On Borrowed Time - The once majestic Packard building, which proudly basked in the glory and panache of the auto industry’s Gilded Age, now lies broken and abandoned, quietly awaiting the wrecking ball and an all too ignominious end.
Nothing says 'old school Detroit' like the Dodge Brothers, Horace and John. Despite the tremendous accomplishments the two brothers packed into their all-too-short lives, perhaps what will always be remembered most about them is that they were brothers, in every sense of the word, as close as two brothers could be. Although not twins, John being the older by four years, they were as inseparable as twins generally are. This was symbolized in their company emblem of interlocking triangles.

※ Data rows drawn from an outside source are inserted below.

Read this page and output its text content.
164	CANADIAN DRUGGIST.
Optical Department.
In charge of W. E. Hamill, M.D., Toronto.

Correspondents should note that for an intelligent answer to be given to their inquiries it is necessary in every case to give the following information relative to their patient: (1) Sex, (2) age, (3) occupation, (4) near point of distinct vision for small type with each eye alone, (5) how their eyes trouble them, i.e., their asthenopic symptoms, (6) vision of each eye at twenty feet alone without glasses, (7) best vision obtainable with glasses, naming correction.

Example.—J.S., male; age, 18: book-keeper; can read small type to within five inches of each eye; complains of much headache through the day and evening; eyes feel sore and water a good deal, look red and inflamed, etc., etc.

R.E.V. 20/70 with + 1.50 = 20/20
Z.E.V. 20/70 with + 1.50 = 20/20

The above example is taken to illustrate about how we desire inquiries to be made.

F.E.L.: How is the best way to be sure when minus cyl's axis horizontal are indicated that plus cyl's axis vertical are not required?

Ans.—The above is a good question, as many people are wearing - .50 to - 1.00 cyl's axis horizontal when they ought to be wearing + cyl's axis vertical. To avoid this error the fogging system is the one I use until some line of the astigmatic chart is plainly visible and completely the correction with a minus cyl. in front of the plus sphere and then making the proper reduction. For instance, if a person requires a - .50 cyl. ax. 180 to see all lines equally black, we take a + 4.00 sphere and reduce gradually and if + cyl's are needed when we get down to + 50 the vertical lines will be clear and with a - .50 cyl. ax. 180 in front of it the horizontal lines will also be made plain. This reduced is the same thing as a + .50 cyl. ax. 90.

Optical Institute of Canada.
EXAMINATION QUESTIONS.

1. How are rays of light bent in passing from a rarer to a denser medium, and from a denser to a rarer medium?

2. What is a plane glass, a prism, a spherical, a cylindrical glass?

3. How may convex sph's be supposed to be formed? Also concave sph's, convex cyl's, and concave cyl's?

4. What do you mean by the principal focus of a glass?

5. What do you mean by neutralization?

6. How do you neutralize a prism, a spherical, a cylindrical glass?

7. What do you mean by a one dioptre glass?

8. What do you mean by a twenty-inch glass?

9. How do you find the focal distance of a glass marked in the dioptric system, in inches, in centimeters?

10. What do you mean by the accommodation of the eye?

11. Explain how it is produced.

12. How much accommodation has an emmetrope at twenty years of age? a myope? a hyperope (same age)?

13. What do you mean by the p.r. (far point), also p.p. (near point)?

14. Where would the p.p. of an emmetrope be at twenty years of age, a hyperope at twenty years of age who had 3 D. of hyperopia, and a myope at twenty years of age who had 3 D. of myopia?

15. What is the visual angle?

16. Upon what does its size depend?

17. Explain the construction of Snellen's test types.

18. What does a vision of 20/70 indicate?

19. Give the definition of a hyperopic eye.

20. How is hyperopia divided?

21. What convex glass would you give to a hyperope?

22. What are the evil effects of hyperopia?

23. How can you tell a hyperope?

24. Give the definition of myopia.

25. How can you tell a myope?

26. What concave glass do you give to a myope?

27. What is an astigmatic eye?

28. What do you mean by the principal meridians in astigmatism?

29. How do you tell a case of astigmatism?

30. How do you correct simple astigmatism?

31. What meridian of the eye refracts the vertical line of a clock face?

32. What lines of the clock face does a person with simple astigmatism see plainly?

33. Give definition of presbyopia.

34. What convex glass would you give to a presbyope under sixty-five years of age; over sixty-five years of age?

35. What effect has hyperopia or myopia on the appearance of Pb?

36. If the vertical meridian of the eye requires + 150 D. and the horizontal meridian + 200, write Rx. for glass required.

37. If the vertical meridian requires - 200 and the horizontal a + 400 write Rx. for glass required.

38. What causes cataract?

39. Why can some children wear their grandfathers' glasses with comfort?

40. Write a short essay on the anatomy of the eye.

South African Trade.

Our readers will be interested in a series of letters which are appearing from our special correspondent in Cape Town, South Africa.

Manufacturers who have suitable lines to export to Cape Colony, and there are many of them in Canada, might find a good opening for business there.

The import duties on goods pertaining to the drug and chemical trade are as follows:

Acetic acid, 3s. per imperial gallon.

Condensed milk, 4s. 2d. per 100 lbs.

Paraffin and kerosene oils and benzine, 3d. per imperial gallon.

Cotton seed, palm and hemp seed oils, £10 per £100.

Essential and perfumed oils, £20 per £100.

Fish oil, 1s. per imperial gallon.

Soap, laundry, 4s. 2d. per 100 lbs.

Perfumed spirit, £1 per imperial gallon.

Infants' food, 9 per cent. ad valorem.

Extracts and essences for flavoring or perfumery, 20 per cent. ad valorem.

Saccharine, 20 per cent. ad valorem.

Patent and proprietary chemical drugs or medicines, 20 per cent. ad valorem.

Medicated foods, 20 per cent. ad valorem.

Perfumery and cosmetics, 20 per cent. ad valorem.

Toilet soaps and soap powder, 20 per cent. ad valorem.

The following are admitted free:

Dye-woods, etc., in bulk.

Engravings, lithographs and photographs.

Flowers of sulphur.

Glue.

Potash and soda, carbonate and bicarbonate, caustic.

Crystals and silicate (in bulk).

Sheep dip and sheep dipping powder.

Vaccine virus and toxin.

Like a fire breathing dragon, Detroit's Dodge Main pulsates with life during its heyday.
John was the hard-nosed, tough-talking business part of the duo. He was also a notorious drinker who, with brother Horace in tow, left many a Detroit bar in shambles only to return the next day to
make amends with the owner. Horace was the engineering genius who could have a set of designs placed in front of him and at a mere glance suggest valuable improvements.
Dodge vehicles were some of the first to incorporate an all-steel body, making them extremely rugged and endowing them with the title of “Ram Tough”. Sales were brisk and success liberal as the Dodge brothers took the automotive world by storm.
But the tide of good fortune would ebb for the Dodge boys just as quickly as it had peaked. They found themselves at the New York Auto Show in January of 1920 just as the Spanish influenza epidemic was ragging across the East Coast. Both wound up contracting the disease. At first it appeared Horace would succumb while John looked on in utter horror. But just as Horace made a recovery John took a dramatic turn for the worse and died on January 14th. A grief-stricken Horace managed to hang on for another eleven months before succumbing to either the disease or, as many suspected, grief.
End of the line for Dodge Main and in many respects for Detroit itself. Hopelessly locked in a feast or famine economic cycle based on the auto industry from which it could not extricate itself, Detroit slowly withered like fruit on the vine while industry left for cheaper bases of operation. But make no mistake about it, Detroit raised the bar for industry the likes of which no other city has ever matched.
A 1950s aerial view of the Linwood area of Detroit. While the social condition of White Flight to the suburbs did indeed have racial connotations to it, of obvious note in this photo are the horribly cramped conditions in many neighborhoods. White Detroiters also dreamed of the "grass and garage" that the suburbs offered.